Dauer mehrere Gesprächsrunden à 20–30 Minuten
Teilnehmer (Anzahl und Auswahl) 12–1.200 Personen; Selbstselektion
wichtige Akteure, Entwickler, Rechteinhaber Conversation Café
geographische Verbreitung v. a. USA, Großbritannien, auch andere europäische Staaten

Quelle: Nanz/Fritsche, 2012, S. 86–87[1]

World-Café zum Thema „Wie gelingt Integration? Wie hält eine Gesellschaft zusammen?“, u. a. mit Minister Thomas de Maizière, 2016, Köln

Das World-Café – entwickelt von den US-amerikanischen Unternehmensberatern Juanita Brown und David Isaacs seit 1995 – ist eine Workshop-Methode[2]. Sie eignet sich für Gruppengrößen ab zwölf und für bis zu 2000 Teilnehmern (Großgruppenmoderation).

Sinn der Methode

Mit einem World-Café eröffnen die Einladenden den Gästen mit relativ wenig Aufwand und professioneller Anleitung einen sicheren Raum, um die verschiedenen Sichtweisen auf – und verschiedene Herangehensweisen an ein Thema voneinander kennenzulernen, Muster zu entdecken und Ziele und Zusammenhänge zu erkennen, neue Umgangsformen kennenzulernen, kooperativ zu werden, genau hinzuhören, zu hinterfragen, konstruktiv zu diskutieren und so gemeinsam Probleme aufzulösen. Auch sind die Einladenden bemüht, den Gästen zu ermöglichen, über das Treffen hinaus kooperativ zu bleiben.

Mit den passenden Fragen wird versucht, Menschen in ein konstruktives Gespräch miteinander zu bringen – zu Themen, die für die Teilnehmer relevant sind.
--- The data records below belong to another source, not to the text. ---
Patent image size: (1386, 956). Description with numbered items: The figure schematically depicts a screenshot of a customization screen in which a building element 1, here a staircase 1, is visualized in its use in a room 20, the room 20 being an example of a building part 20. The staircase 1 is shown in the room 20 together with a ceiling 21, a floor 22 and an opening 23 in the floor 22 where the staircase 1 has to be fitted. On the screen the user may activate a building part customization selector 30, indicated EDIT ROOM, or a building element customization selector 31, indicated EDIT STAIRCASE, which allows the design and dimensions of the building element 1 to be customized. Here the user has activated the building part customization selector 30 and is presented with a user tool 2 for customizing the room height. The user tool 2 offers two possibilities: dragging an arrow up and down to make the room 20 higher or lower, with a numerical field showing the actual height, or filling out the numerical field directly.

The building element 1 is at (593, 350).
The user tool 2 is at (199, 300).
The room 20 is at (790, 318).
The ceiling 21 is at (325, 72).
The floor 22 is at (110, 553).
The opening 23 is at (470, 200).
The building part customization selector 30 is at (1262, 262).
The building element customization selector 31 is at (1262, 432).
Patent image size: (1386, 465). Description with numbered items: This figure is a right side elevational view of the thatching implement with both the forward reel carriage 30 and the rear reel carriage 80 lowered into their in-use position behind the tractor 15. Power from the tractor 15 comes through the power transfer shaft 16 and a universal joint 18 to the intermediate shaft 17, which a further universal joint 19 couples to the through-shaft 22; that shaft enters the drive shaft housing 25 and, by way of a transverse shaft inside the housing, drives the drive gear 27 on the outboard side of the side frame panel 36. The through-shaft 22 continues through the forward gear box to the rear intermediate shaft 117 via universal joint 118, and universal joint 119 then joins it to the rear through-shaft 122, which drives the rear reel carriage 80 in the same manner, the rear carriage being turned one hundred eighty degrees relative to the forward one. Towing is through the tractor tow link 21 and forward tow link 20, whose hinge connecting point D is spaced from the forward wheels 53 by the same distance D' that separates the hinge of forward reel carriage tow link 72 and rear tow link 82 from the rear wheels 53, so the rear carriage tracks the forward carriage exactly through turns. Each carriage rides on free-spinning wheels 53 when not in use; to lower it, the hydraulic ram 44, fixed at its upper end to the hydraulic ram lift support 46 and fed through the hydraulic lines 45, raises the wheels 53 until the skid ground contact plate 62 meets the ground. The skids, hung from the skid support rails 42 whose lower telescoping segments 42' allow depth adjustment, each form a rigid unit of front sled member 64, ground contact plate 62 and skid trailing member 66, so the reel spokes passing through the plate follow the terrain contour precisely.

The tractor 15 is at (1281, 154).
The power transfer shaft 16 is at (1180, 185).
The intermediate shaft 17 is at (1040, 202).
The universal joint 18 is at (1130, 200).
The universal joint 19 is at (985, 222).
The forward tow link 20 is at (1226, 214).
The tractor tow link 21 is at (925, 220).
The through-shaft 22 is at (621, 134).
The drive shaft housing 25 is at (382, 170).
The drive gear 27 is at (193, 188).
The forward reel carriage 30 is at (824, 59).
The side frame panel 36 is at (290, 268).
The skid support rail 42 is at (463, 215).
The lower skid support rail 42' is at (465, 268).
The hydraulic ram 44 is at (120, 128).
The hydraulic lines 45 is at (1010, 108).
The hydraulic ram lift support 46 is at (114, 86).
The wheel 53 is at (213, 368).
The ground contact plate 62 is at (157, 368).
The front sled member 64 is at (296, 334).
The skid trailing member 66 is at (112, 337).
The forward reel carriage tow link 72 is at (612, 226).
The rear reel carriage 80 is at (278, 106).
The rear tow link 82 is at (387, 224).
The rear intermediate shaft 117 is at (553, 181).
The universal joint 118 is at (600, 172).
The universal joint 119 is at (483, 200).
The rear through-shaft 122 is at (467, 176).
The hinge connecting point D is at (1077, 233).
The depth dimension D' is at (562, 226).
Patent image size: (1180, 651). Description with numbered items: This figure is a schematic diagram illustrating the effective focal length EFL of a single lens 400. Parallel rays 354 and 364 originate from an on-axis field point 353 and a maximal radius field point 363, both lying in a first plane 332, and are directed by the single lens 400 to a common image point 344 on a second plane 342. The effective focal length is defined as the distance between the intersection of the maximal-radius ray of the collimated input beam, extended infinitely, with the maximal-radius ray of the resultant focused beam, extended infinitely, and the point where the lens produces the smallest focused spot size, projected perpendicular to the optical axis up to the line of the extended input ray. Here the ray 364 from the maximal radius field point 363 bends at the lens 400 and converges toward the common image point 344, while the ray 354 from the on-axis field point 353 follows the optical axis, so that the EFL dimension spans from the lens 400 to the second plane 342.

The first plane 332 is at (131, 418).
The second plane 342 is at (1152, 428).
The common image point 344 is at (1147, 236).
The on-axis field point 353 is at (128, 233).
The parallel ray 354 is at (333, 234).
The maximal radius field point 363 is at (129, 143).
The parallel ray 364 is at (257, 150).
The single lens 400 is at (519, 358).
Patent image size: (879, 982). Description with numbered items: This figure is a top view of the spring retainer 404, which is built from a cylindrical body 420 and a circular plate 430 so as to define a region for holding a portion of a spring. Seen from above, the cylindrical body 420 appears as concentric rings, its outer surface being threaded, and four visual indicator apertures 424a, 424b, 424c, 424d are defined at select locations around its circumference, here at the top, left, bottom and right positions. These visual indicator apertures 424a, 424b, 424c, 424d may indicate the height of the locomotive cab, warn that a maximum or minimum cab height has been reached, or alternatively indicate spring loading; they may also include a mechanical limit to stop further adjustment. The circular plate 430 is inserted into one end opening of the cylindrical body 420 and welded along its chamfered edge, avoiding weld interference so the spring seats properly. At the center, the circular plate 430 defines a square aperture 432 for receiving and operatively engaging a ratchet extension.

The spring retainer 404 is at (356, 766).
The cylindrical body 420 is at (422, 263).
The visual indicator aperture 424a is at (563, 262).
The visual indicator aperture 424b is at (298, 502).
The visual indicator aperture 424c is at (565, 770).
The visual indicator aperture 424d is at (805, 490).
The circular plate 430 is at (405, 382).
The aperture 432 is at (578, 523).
Es geht darum, möglichst alle Beteiligten zu Wort kommen zu lassen, gemeinsame Ziele und Strategien zu finden und dadurch ihre Bereitschaft zur Mitwirkung an den Veränderungsprozessen in ihrem Sinne zu wecken.

World-Café unterstützt ebenfalls bei gemeinsamer Planung und fördert so Selbstentwicklung, Selbststeuerung und Selbstorganisation der Gäste und macht den Leistungsvorteil der Gruppe sichtbar und die Stärke der Gruppe erlebbar.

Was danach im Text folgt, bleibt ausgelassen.